I plan to give a short recap of each day’s sessions and in future posts discuss each of the talks I attended, so that it can be delivered in blog-sized bites.

I missed most of Crouch’s talk because I was helping with registration, but it seemed pretty good. Hastings’ talk was similar (only heard part of it), but we had a lovely discussion over dinner, and I respect and like him a lot. Heinze’s talk on science was a good evaluation of what science can and cannot do and why. Of the four position talks, I have to say that Fuz’s on the biological story of the earth from a progressive creationist perspective was the most solid and tightest. Meyer’s was pretty good, but I think Falk has it right that ID is a single issue camp that is really an umbrella for the others (including the Young Earth folks):  Did God do it or not, regardless of the How.

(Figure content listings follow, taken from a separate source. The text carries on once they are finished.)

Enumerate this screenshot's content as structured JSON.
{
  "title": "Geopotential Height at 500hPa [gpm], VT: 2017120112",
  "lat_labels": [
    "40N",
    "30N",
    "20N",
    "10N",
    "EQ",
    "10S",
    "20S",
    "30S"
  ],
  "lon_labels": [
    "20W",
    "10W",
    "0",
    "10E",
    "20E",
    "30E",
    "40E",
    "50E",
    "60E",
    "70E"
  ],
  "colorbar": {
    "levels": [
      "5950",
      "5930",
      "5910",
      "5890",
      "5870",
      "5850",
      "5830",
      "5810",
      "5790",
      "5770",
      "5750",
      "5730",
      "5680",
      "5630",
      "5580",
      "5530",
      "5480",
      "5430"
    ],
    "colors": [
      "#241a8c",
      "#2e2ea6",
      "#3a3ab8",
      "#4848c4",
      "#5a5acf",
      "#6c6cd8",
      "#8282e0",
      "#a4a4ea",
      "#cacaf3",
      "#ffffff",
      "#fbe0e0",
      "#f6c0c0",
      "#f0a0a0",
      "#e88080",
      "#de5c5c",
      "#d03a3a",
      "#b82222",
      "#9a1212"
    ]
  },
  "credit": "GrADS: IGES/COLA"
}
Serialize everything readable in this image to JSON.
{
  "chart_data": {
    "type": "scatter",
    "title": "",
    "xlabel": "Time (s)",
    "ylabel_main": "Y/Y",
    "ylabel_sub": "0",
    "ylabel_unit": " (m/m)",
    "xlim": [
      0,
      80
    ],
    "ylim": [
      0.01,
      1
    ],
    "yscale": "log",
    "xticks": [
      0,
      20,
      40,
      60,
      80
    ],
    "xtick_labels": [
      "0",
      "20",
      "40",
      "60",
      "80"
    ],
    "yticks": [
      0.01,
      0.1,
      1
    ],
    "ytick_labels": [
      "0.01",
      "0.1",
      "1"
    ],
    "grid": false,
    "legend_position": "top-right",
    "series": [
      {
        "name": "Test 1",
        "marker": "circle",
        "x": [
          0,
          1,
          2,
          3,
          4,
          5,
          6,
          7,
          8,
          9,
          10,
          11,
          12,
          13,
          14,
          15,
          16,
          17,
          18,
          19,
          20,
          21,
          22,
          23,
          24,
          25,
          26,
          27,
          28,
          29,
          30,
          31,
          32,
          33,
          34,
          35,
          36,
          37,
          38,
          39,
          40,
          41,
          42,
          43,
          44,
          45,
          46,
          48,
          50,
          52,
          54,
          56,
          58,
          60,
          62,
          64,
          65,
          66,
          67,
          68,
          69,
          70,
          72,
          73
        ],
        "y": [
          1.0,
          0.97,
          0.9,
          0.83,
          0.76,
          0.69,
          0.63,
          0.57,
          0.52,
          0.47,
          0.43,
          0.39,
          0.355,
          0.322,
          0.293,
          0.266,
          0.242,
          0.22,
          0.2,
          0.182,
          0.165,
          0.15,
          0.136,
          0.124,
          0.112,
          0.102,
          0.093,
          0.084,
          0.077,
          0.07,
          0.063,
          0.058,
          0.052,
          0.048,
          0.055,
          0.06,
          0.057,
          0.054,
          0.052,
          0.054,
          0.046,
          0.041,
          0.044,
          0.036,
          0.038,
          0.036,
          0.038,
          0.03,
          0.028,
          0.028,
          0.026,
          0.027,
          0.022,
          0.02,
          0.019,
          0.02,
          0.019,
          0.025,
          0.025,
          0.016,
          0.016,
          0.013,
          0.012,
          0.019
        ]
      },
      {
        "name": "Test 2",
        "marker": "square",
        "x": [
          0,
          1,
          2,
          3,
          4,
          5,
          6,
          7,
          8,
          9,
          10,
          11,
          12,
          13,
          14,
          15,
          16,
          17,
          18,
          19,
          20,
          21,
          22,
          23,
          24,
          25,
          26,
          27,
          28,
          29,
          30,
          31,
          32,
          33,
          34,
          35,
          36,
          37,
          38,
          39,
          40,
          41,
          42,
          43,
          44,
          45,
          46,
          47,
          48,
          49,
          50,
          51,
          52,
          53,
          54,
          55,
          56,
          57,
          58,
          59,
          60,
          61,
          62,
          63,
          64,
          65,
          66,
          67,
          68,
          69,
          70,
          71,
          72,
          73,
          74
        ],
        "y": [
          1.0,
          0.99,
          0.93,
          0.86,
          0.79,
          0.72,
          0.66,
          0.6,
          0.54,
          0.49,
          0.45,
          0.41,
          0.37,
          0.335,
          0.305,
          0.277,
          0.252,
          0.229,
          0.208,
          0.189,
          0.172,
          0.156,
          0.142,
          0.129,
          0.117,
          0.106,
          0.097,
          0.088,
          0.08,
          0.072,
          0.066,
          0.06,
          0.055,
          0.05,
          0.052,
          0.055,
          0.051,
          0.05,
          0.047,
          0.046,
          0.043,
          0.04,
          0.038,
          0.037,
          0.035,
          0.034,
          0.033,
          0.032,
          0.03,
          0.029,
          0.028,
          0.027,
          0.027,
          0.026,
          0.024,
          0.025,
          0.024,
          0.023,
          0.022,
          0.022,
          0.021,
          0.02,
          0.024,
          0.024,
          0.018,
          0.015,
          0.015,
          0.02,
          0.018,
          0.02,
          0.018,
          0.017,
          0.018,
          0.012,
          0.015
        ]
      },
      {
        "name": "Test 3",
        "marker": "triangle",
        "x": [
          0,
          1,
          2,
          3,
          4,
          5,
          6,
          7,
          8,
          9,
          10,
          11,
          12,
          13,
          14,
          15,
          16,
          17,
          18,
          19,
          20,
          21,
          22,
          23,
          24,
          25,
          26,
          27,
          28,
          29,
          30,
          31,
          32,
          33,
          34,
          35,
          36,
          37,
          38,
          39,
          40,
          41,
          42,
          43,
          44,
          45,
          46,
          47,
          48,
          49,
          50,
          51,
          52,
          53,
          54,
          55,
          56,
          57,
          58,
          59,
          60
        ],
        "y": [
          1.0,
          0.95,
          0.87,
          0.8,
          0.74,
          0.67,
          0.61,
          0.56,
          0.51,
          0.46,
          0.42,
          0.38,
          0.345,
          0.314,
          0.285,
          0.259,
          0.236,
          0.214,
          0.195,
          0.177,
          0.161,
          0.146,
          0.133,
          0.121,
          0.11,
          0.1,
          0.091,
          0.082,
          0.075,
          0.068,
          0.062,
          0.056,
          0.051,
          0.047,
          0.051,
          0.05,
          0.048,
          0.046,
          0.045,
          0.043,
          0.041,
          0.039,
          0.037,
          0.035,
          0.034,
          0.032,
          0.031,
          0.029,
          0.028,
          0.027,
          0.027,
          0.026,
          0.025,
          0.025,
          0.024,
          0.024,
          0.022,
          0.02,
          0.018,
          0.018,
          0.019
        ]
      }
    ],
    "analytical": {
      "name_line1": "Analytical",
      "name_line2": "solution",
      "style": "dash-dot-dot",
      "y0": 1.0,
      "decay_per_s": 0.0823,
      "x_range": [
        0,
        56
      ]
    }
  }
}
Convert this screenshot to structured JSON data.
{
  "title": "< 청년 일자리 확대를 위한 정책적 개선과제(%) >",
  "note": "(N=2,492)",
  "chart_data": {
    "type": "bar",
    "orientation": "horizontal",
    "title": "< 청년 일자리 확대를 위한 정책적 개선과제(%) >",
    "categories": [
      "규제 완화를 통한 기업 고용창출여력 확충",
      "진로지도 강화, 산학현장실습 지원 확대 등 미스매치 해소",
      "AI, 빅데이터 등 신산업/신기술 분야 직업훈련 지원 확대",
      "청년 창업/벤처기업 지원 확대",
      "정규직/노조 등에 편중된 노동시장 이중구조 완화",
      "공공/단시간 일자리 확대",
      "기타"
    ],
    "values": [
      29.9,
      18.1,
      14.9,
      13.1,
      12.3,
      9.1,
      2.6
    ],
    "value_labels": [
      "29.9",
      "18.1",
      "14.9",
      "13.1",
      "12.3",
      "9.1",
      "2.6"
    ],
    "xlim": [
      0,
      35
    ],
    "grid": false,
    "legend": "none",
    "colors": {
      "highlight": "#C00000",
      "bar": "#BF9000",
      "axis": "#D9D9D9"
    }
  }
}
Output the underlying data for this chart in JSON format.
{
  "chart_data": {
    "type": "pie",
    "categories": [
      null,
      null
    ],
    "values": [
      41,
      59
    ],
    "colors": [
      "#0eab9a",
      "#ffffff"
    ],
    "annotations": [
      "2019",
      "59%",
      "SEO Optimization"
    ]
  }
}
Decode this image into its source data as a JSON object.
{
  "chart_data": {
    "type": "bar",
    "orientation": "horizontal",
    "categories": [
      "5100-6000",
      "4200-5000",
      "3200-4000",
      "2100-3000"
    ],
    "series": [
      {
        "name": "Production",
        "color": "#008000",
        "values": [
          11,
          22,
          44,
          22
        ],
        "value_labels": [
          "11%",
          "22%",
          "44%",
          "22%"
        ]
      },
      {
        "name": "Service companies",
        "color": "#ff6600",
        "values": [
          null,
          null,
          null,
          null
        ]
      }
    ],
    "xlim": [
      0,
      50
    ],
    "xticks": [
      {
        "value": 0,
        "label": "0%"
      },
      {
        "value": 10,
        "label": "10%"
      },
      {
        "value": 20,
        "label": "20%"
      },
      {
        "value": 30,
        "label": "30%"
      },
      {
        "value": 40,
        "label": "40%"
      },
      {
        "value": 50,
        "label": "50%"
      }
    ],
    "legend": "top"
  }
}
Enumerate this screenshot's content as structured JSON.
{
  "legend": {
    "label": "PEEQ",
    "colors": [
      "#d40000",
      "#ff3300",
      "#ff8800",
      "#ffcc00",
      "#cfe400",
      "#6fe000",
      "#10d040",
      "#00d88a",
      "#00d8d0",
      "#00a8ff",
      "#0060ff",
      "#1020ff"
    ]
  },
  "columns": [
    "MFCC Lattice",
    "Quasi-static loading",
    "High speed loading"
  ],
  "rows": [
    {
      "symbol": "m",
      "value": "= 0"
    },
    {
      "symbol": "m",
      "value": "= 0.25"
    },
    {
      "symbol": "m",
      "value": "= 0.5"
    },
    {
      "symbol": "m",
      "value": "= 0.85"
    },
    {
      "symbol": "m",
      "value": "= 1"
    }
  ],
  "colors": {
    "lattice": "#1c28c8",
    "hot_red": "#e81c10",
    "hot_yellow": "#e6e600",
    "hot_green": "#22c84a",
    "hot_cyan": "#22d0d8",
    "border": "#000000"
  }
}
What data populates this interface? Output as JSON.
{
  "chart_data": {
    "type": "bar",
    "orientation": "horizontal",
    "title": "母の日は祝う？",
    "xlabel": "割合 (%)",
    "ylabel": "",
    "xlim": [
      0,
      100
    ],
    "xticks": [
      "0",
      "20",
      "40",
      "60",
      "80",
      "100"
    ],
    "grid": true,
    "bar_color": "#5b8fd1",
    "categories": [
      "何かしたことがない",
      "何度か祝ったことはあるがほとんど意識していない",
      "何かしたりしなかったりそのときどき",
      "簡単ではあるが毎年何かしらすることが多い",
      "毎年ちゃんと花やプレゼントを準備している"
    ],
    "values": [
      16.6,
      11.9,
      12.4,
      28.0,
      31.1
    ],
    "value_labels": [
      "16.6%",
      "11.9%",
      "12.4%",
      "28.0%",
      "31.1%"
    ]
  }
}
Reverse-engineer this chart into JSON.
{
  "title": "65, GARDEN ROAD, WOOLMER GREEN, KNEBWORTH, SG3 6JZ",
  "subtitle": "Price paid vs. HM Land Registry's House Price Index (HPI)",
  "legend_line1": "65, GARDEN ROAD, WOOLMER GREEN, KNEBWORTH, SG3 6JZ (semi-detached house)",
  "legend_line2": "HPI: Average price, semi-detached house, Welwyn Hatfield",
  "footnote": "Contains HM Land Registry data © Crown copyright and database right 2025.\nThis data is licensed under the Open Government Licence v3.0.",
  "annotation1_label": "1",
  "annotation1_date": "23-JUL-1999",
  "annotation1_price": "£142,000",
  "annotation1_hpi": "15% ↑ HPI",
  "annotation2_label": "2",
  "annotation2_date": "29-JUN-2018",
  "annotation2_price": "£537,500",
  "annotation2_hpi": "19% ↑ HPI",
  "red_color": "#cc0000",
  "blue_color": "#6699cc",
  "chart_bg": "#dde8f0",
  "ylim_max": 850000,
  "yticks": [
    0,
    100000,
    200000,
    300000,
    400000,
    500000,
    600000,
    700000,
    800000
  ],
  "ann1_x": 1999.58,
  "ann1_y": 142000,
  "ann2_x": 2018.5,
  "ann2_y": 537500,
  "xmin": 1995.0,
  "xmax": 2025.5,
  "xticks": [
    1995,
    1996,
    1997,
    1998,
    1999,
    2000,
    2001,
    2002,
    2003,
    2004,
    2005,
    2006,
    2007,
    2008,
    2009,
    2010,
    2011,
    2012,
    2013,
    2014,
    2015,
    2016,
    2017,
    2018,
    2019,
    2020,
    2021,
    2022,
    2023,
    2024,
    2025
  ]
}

Ross as usual had the slickest presentation, yet his reliance on overwhelming the audience with improbabilities makes it hard to truly evaluate the solidity of his assumptions, and some of his predictive tests seem to be God-of-the-Gaps things—‘we haven’t found evidence of X yet, so as long as we don’t, then it makes God a plausible argument.” How often do we find out that God can do things differently than we expect? Finally, Falk’s presentation was poorly done with difficult to read slides, which made it a little hard to evaluate how convincing his arguments really are, and he tried to cram too much into too little time. This last point was a bit endemic to all, and while it is an understandable problem, it might be better to give a more surfacy overview of the position in a few minutes and then thoroughly explore a single point or area to demonstrate the power of that position on that topic as an example of the overall quality of the argument.

I will come back and address each talk more fully after the conference is over. Note: I have advertised this blog to most of the speakers, so I say these things knowing they may well read them at my open invitation. My spirit in these posts is constructive praise and criticism both, and would express these sentiments to them directly were we to sit down together to discuss them, so I invite dialogue. It is in the best interests of all of us for all of the positions to express themselves at their very best for good scholarship and constructive dialogue between them and with the secular scientific community. They are brothers and sisters in Christ, and qualified scholars in their own right. I also think I may do a post on effective PowerPoint presentations!